Après bien des aventures, revoici Anastasia et Christian Grey pour le troisième tome de leurs aventures. Pour qui l’ignorerait, ils se sont mariés à la fin du deuxième et nagent désormais en pleine félicité.
Double gageure pour E.L. James, l’auteure des romans dont la saga est inspirée : quels jeux érotiques inventer pour de jeunes mariés ? quels rebondissements dans la vie sans histoire d’un couple heureux ?

La réponse est simple : aucun. Ce qui frappe le plus dans ce film est sa paresse. Le troisième volet se contente de reproduire, en plus fade, les recettes des deux premiers : trois ou quatre scènes de BDSM suffisamment pimentées pour faire rougir quelques  adolescentes et leurs boyfriends un soir de Saint-Valentin mais suffisamment chastes pour ne pas encourir une classification NC-17 aux États-Unis (on voit les seins d’Anastasia et les pectoraux de Christian mais leurs zones génitales sont pudiquement couvertes), un scénario qui ne démarre jamais tout à fait et qui, faute d’avoir une seule idée originale, reconvoque Jack Hyde, l’ancien patron d’Anastasia.
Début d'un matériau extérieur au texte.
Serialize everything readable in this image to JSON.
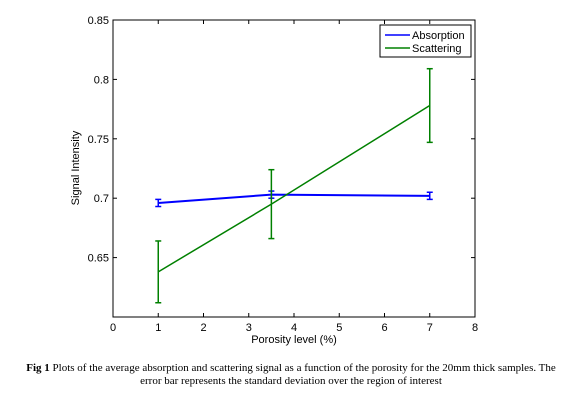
{
  "chart_data": {
    "type": "line",
    "title": "",
    "xlabel": "Porosity level (%)",
    "ylabel": "Signal Intensity",
    "xlim": [
      0,
      8
    ],
    "ylim": [
      0.6,
      0.85
    ],
    "x_ticks": [
      0,
      1,
      2,
      3,
      4,
      5,
      6,
      7,
      8
    ],
    "y_ticks": [
      0.65,
      0.7,
      0.75,
      0.8,
      0.85
    ],
    "y_tick_labels": [
      "0.65",
      "0.7",
      "0.75",
      "0.8",
      "0.85"
    ],
    "grid": false,
    "legend_position": "top-right",
    "series": [
      {
        "name": "Absorption",
        "color": "#0000ff",
        "x": [
          1,
          3.5,
          7
        ],
        "y": [
          0.696,
          0.703,
          0.702
        ],
        "error": [
          0.003,
          0.003,
          0.003
        ]
      },
      {
        "name": "Scattering",
        "color": "#008000",
        "x": [
          1,
          3.5,
          7
        ],
        "y": [
          0.638,
          0.695,
          0.778
        ],
        "error": [
          0.026,
          0.029,
          0.031
        ]
      }
    ]
  },
  "caption": {
    "label": "Fig 1",
    "text": "Plots of the average absorption and scattering signal as a function of the porosity for the 20mm thick samples. The error bar represents the standard deviation over the region of interest"
  }
}
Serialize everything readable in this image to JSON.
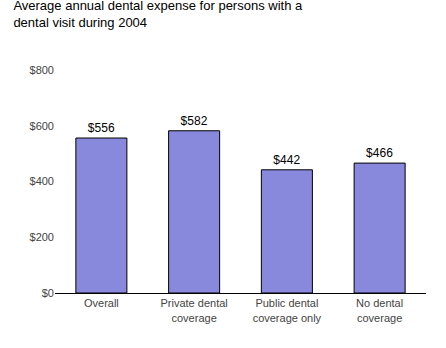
{
  "chart_data": {
    "type": "bar",
    "title": "Average annual dental expense for persons with a dental visit during 2004",
    "categories": [
      "Overall",
      "Private dental\ncoverage",
      "Public dental\ncoverage only",
      "No dental\ncoverage"
    ],
    "values": [
      556,
      582,
      442,
      466
    ],
    "value_labels": [
      "$556",
      "$582",
      "$442",
      "$466"
    ],
    "data_labels": true,
    "color": "#8888dd",
    "ylim": [
      0,
      800
    ],
    "yticks": [
      {
        "value": 0,
        "label": "$0"
      },
      {
        "value": 200,
        "label": "$200"
      },
      {
        "value": 400,
        "label": "$400"
      },
      {
        "value": 600,
        "label": "$600"
      },
      {
        "value": 800,
        "label": "$800"
      }
    ],
    "grid": false
  }
}
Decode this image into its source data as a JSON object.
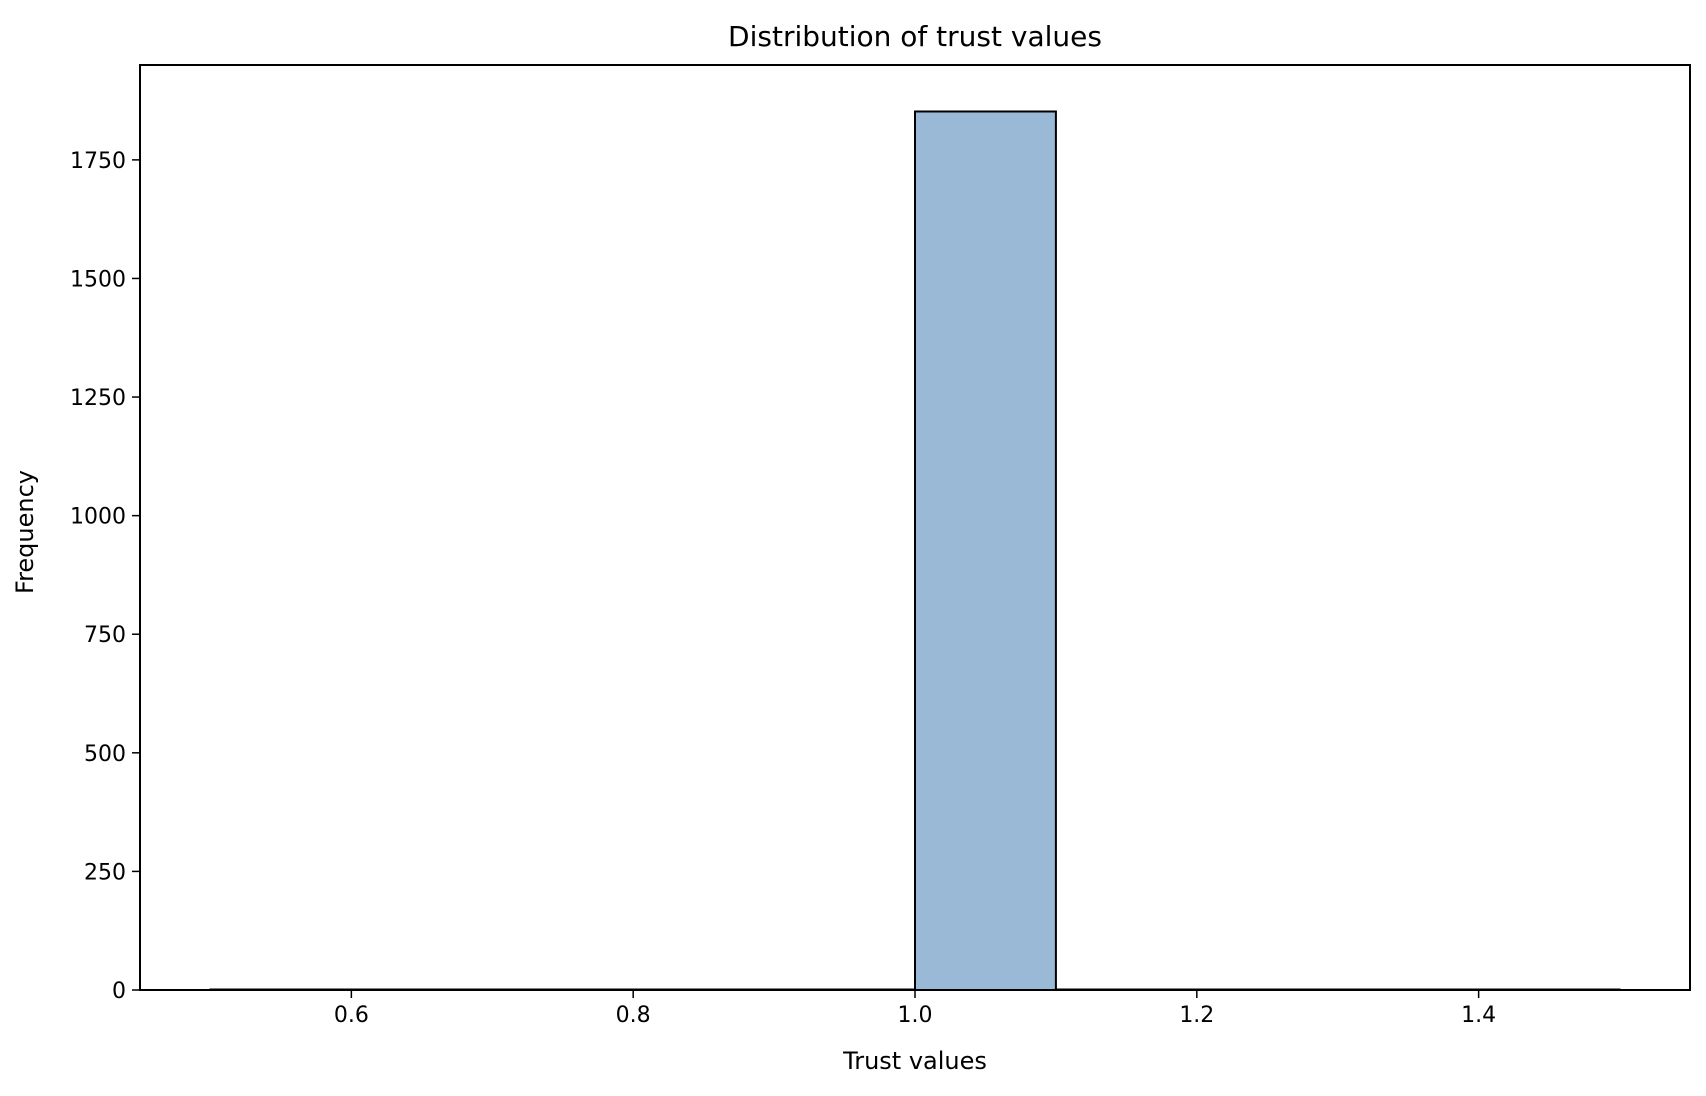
{
  "chart_data": {
    "type": "bar",
    "title": "Distribution of trust values",
    "xlabel": "Trust values",
    "ylabel": "Frequency",
    "xlim": [
      0.45,
      1.55
    ],
    "ylim": [
      0,
      1950
    ],
    "bin_edges": [
      0.5,
      0.6,
      0.7,
      0.8,
      0.9,
      1.0,
      1.1,
      1.2,
      1.3,
      1.4,
      1.5
    ],
    "values": [
      0,
      0,
      0,
      0,
      0,
      1852,
      0,
      0,
      0,
      0
    ],
    "x_ticks": [
      0.6,
      0.8,
      1.0,
      1.2,
      1.4
    ],
    "x_tick_labels": [
      "0.6",
      "0.8",
      "1.0",
      "1.2",
      "1.4"
    ],
    "y_ticks": [
      0,
      250,
      500,
      750,
      1000,
      1250,
      1500,
      1750
    ],
    "y_tick_labels": [
      "0",
      "250",
      "500",
      "750",
      "1000",
      "1250",
      "1500",
      "1750"
    ],
    "bar_color": "#9ab9d6",
    "edge_color": "#000000",
    "grid": false,
    "legend": false
  }
}
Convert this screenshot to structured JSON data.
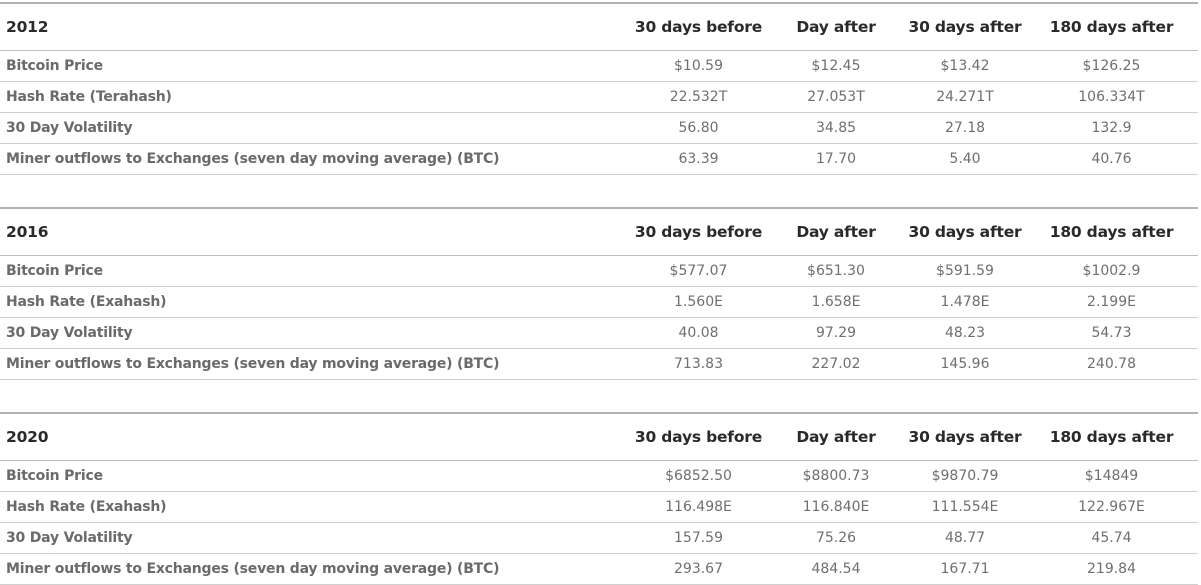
{
  "columns": [
    "30 days before",
    "Day after",
    "30 days after",
    "180 days after"
  ],
  "tables": [
    {
      "year": "2012",
      "rows": [
        {
          "label": "Bitcoin Price",
          "values": [
            "$10.59",
            "$12.45",
            "$13.42",
            "$126.25"
          ]
        },
        {
          "label": "Hash Rate (Terahash)",
          "values": [
            "22.532T",
            "27.053T",
            "24.271T",
            "106.334T"
          ]
        },
        {
          "label": "30 Day Volatility",
          "values": [
            "56.80",
            "34.85",
            "27.18",
            "132.9"
          ]
        },
        {
          "label": "Miner outflows to Exchanges (seven day moving average) (BTC)",
          "values": [
            "63.39",
            "17.70",
            "5.40",
            "40.76"
          ]
        }
      ]
    },
    {
      "year": "2016",
      "rows": [
        {
          "label": "Bitcoin Price",
          "values": [
            "$577.07",
            "$651.30",
            "$591.59",
            "$1002.9"
          ]
        },
        {
          "label": "Hash Rate (Exahash)",
          "values": [
            "1.560E",
            "1.658E",
            "1.478E",
            "2.199E"
          ]
        },
        {
          "label": "30 Day Volatility",
          "values": [
            "40.08",
            "97.29",
            "48.23",
            "54.73"
          ]
        },
        {
          "label": "Miner outflows to Exchanges (seven day moving average) (BTC)",
          "values": [
            "713.83",
            "227.02",
            "145.96",
            "240.78"
          ]
        }
      ]
    },
    {
      "year": "2020",
      "rows": [
        {
          "label": "Bitcoin Price",
          "values": [
            "$6852.50",
            "$8800.73",
            "$9870.79",
            "$14849"
          ]
        },
        {
          "label": "Hash Rate (Exahash)",
          "values": [
            "116.498E",
            "116.840E",
            "111.554E",
            "122.967E"
          ]
        },
        {
          "label": "30 Day Volatility",
          "values": [
            "157.59",
            "75.26",
            "48.77",
            "45.74"
          ]
        },
        {
          "label": "Miner outflows to Exchanges (seven day moving average) (BTC)",
          "values": [
            "293.67",
            "484.54",
            "167.71",
            "219.84"
          ]
        }
      ]
    }
  ]
}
« C’est Cendrillon qui chouine dans sa guêpière » (copyright Mélanie Benoist). Du coup, Cinquante nuances plus claires se réduit à un long vidéo clip : des images léchées (si on ose dire) sur une musique à la mode. On y voit longuement le voyage de noces du couple glamour et milliardaire en France (so romantic !), leur retour à Seattle où ils ont des occupations de milliardaire : rouler dans des bolides, acheter des demeures fastueuses. Et puis … c’est tout.

On ne sait ce qu’il faut le plus regretter : que ce mom porn (film porno pour mères de famille) ait tant de succès, qu’il donne à penser aux plus jeunes que le BDSM est le mode normal d’une relation amoureuse (oui ! je sais ! je suis un vieux ringard rétrograde) … ou qu’un quatrième volet soit en cours de réalisation.